Here's an example of a visible satellite image of this organization going on from the CIMSS satellite page:
GOES visible satellite image from 1615Z, Jul 8, 1997 showing a MCV over western Missouri.  From
Sometimes you'll see MCVs described as a "mesoscale vorticity center".  This is an apt description, and it means essentially the same thing--it just changes the acronym to MVC. You can see on that example image how the MCC has organized itself into a charactaristic swirl-shape.  The analogies between MCVs and tropical cyclones really start to make sense when you see this kind of organization.
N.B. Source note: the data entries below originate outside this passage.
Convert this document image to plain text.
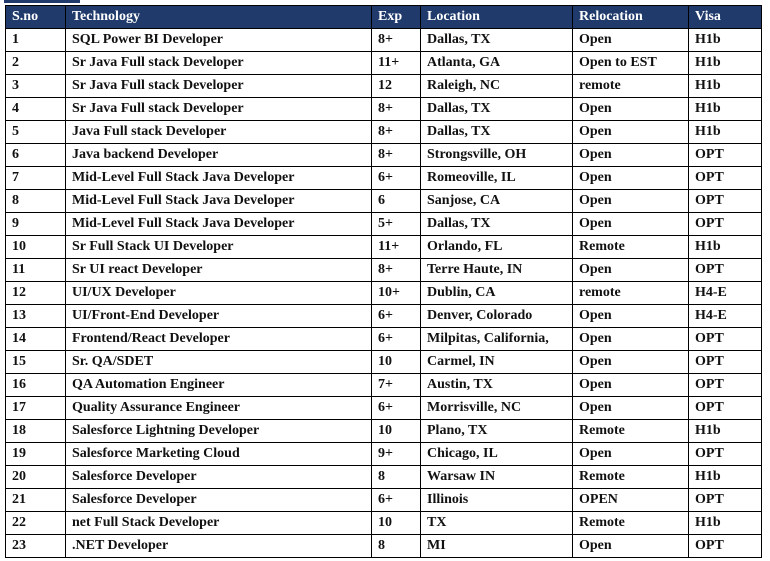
S.no	Technology	Exp	Location	Relocation	Visa
1	SQL Power BI Developer	8+	Dallas, TX	Open	H1b
2	Sr Java Full stack Developer	11+	Atlanta, GA	Open to EST	H1b
3	Sr Java Full stack Developer	12	Raleigh, NC	remote	H1b
4	Sr Java Full stack Developer	8+	Dallas, TX	Open	H1b
5	Java Full stack Developer	8+	Dallas, TX	Open	H1b
6	Java backend Developer	8+	Strongsville, OH	Open	OPT
7	Mid-Level Full Stack Java Developer	6+	Romeoville, IL	Open	OPT
8	Mid-Level Full Stack Java Developer	6	Sanjose, CA	Open	OPT
9	Mid-Level Full Stack Java Developer	5+	Dallas, TX	Open	OPT
10	Sr Full Stack UI Developer	11+	Orlando, FL	Remote	H1b
11	Sr UI react Developer	8+	Terre Haute, IN	Open	OPT
12	UI/UX Developer	10+	Dublin, CA	remote	H4-E
13	UI/Front-End Developer	6+	Denver, Colorado	Open	H4-E
14	Frontend/React Developer	6+	Milpitas, California,	Open	OPT
15	Sr. QA/SDET	10	Carmel, IN	Open	OPT
16	QA Automation Engineer	7+	Austin, TX	Open	OPT
17	Quality Assurance Engineer	6+	Morrisville, NC	Open	OPT
18	Salesforce Lightning Developer	10	Plano, TX	Remote	H1b
19	Salesforce Marketing Cloud	9+	Chicago, IL	Open	OPT
20	Salesforce Developer	8	Warsaw IN	Remote	H1b
21	Salesforce Developer	6+	Illinois	OPEN	OPT
22	net Full Stack Developer	10	TX	Remote	H1b
23	.NET Developer	8	MI	Open	OPT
Here's a radar image from Patrick Marsh's blog last year when an MCV was observed moving through the Houston area:
NEXRAD base reflectivity composite of an MCV near Houston at 2220Z on June 3, 2010.  From  Annotated by Patrick Marsh.
Patrick has annotated that radar image with streamlines showing the wind patterns and an L marking the center of this mesoscale vortex.

You can see in these two images why these features are considered to be "mesoscale".  Unlike the banded "swirls" or comma-shapes we see with strong synoptic-scale low-pressure centers, these bands do not mark the locations of frontal boundaries.  They are much more akin to hurricane rain bands than frontal bands.  Furthermore, the size of these vortexes is only at most a few hundred kilometers across--often less.  You can see above that these storms are about the size of a state or less.  This still puts them in the "mesoscale" category--smaller than the synoptic scale.

It turns out that, though mesoscale convective complexes are relatively common across the central US, only a very few actually give way to the eventual development of a mesoscale convective vortexBartels and Maddox (1991) did a survey over seven and a half years of visible satellite data and only observed 24 cases of MCVs, working out to around three or four per year.  So, they're a fun feature to see when you can actually find them.

That's just a quick look at MCVs, a rarer, but still important type of mesoscale convective system.  In my next blog, I think I'll finally move away from talking about MCSs and get back to talking about the weather that's currently going on.